Rose is just 29 herself, but she has been an unstoppable force of godly opposition to the Goliath called Planned Parenthood. The momentum of her movement is increasing, not decreasing. In fact, many young pro-lifers believe that their generation is more opposed to abortion than their parents’ generation.
If the tide could shift here, why not in other cultural areas as well? At the least, the alleged inevitable, national embrace of abortion that we were told to expect years ago has not materialized.
Roe v. Wade settled nothing. Instead, it became the rallying point of the pro-life movement, which is still pushing back more than four decades later. Could the same thing happen one day with Obergefell vs. Hodges?
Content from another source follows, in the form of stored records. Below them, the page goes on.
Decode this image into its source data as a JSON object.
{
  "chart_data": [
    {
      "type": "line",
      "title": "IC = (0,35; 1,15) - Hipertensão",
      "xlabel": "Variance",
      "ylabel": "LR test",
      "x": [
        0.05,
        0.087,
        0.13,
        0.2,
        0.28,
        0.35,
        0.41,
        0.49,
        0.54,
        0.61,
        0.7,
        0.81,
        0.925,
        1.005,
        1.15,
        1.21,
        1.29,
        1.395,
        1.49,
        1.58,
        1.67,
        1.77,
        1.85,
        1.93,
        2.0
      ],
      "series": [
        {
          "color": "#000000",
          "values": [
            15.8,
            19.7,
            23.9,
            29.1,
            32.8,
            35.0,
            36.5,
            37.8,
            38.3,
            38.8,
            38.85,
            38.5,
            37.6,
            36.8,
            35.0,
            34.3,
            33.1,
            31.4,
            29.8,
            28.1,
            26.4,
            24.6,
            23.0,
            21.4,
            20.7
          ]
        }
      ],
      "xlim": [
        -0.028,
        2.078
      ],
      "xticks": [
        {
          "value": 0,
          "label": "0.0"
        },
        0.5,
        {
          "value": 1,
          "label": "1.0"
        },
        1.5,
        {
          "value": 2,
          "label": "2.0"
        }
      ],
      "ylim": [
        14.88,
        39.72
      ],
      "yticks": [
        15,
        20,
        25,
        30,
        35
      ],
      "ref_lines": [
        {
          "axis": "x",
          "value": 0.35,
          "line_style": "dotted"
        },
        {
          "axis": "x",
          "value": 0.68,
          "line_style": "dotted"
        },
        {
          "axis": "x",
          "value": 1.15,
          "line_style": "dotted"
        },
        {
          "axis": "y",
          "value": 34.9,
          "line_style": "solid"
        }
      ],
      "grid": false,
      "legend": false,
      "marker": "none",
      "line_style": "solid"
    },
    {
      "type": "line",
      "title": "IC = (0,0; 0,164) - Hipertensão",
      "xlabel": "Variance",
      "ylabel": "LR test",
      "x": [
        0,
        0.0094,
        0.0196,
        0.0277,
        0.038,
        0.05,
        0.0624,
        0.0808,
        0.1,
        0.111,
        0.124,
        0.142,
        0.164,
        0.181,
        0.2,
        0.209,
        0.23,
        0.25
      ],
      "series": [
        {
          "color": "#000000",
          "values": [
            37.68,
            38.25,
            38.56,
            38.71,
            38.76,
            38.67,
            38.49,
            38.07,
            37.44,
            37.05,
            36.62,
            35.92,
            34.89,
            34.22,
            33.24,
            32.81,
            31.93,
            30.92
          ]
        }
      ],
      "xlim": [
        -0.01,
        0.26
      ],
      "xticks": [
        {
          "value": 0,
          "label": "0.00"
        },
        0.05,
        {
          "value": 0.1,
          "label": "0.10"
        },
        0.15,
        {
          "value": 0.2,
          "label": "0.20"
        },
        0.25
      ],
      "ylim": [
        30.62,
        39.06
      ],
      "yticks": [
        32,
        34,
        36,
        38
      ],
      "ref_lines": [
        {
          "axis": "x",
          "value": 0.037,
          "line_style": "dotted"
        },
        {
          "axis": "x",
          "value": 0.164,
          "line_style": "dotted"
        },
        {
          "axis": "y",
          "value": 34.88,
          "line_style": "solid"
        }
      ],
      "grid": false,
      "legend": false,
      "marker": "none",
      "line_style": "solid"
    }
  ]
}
Other young voices, like the popular blogger Matt Walsh, or the radio sensation Steven Crowder, or groups like Campus Reform, all point in the same direction: Lots of young people are not going along with today’s PC narrative, and that means that the future is not as fixed as our friends on the left would suggest. And let’s not forget the voice of young conservative scholars like 35-year-old Ryan T. Anderson, refuting leftist arguments with academic acumen and grace.
I’m 62-years-old, clearly part of the older, supposedly more bigoted generation. But my single largest audience on social media is in the 25-34 year-old bracket. In fact, on our page Facebook, we have slightly more followers aged 18-24 than aged 55-64. Not surprisingly, wherever I go to speak, young people, many in their teens, thank me for taking a stand and being their voice.
Let’s also not forget about conservative schools like Liberty University, currently with a student body of 110,000, roughly 15,000 on campus and 95,000 online. A professor there told me that Liberty is now producing half of all military chaplains. What does this say about the future?
And as secular universities lurch farther and farther to the left, how many parents and teens will seek out other schools of higher learning?
There’s also a spiritual factor that greatly encourages me, as the large majority of Christians devoted to day and night prayer for America are young people. Surely this is a good sign as well. Perhaps God has something to say about our future as well
Again, I know how the polls look, and I know how dramatically our nation has shifted, especially in terms of the consistent, far-left message put out so much of the media.
But the rising tide of young conservative voices cannot be denied, and I assure you that they will not be silenced.